Multivariate Regressive Gradient Spiral Optimized Deep Belief Learning For Crop Yield Prediction

Abstract

Agriculture plays an important role in financial system of many countries like India. Crop yield prediction in agriculture sector involves amount of crops estimation that are harvested from land. Different machine learning models face challenges like time-efficient crop yield prediction with improved accuracy level. In order to improve the crop yield prediction accuracy with minimal time consumption, a novel deep learning model called Multivariate Regressive Gradient Spiral Optimized Deep Belief Learning (MRGSODBL) method is developed. The proposed MRGSODBL method comprises of five methods namely data acquisition, preprocessing, feature selection, classification and hyperparmater tuning to enhance the accuracy with minimum prediction error.
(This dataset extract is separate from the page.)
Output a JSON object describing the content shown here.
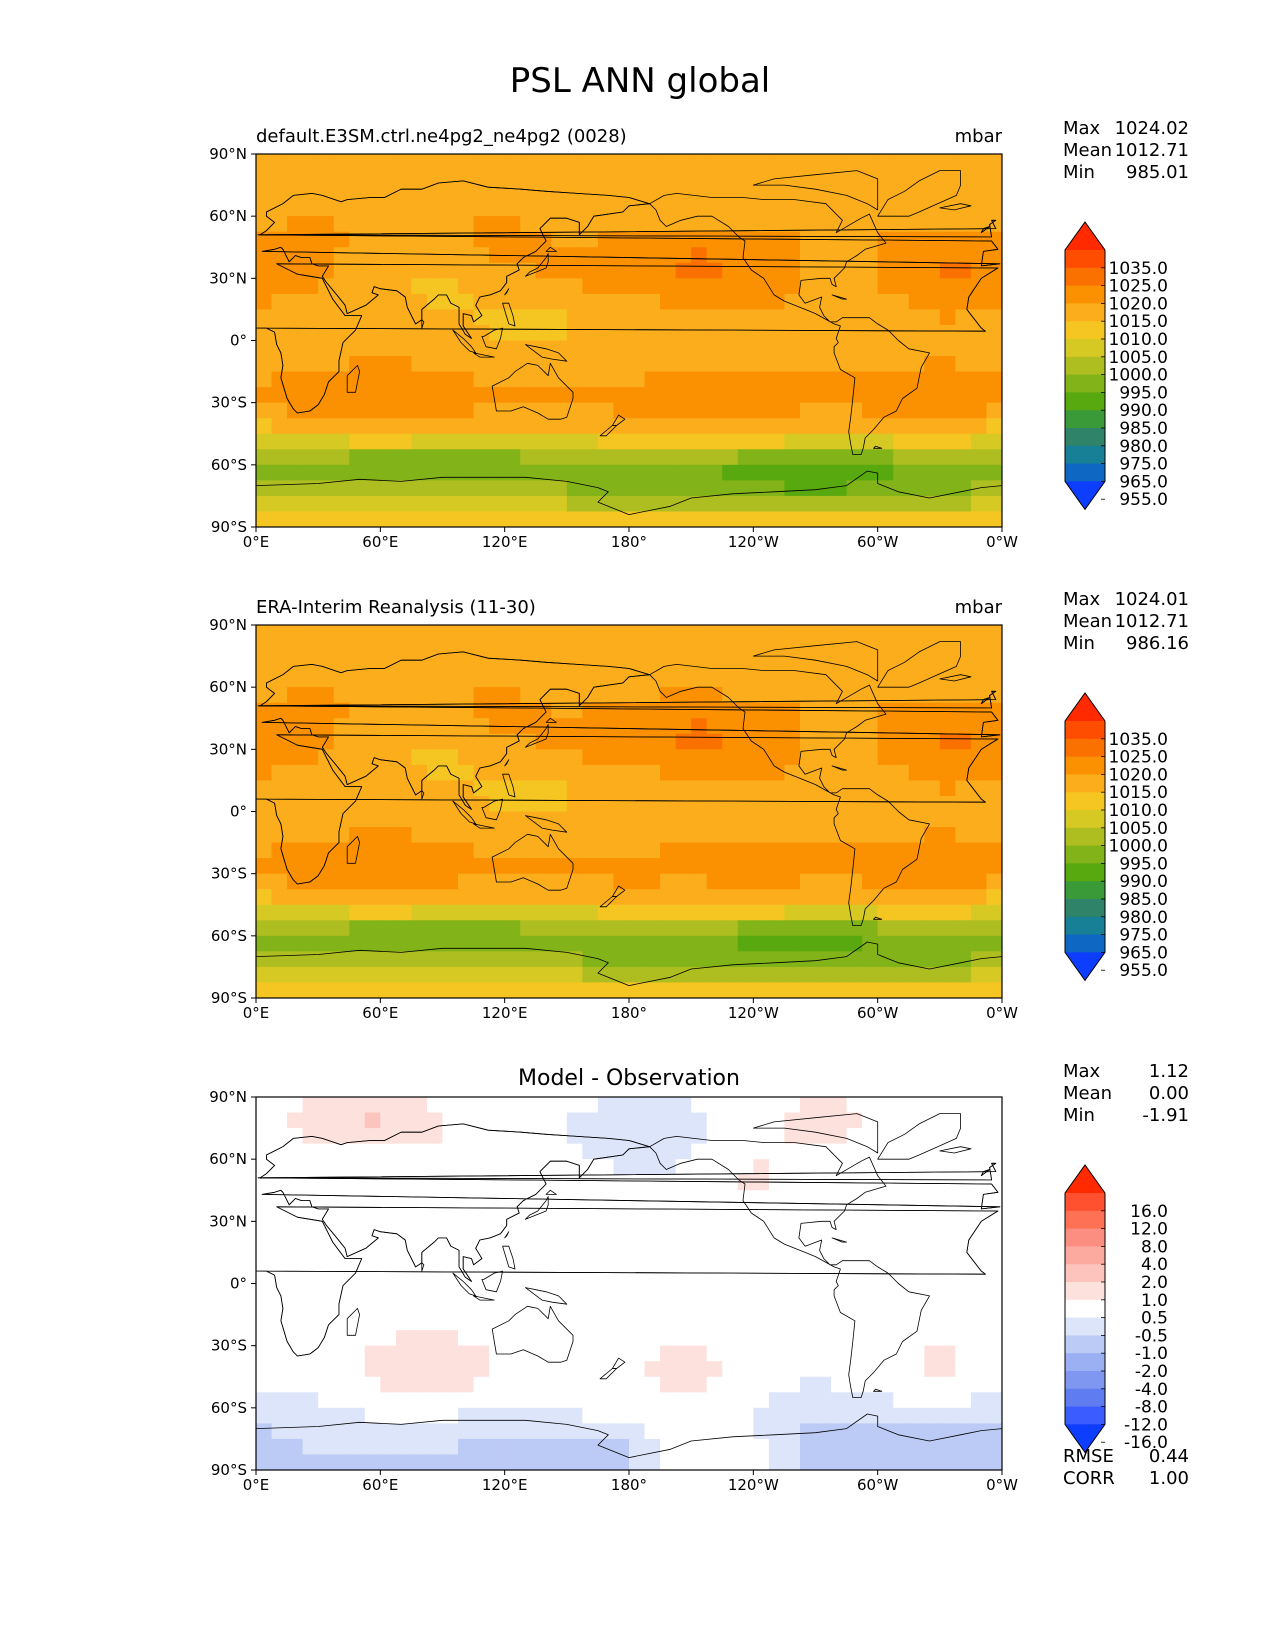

In the data acquisition phase, a
number of data samples are collected from the dataset. After that, the proposed deep belief learning classifier is used for accurate yield prediction with minimal time consumption and error rate. The proposed deep belief learning classifier comprises of different layers, namely one input layer, one output layer and numerous hidden layers for crop yield prediction. Initially, the numbers of data samples are given to input layer of deep learning architecture. After that, the collected data are transmitted to the hidden layer 1. In that layer, data preprocessing is carried out to obtain the suitable format of the dataset by handling the missing data. Followed by, Censored Feature Regression Analysis is carried out in hidden layer 2 for selecting the suitable features to minimize the dimensionality of the dataset. Then the selected significant features are transmitted to the next hidden layer where the Multivariate Adaptive Regression Splines is employed in hidden layer 3 for crop yield prediction. Then, the adaptive gradient spiral optimization algorithm is employed in hidden layer 3 for tuning the hyperparameters of the deep belief learning classifier to minimize the error rate in the crop yield prediction. Finally, the accurate prediction results with minimal error are displayed at the output layer. Experimental evaluation considered the factors like crop yield prediction accuracy, precision, recall, specificity, root mean square error, F1 measure, and prediction time with respect to the number of data samples. The quantitatively analyzed results indicate that the proposed MRGSODBL method attains higher crop yield prediction accuracy with minimal time consumption when compared to conventional techniques.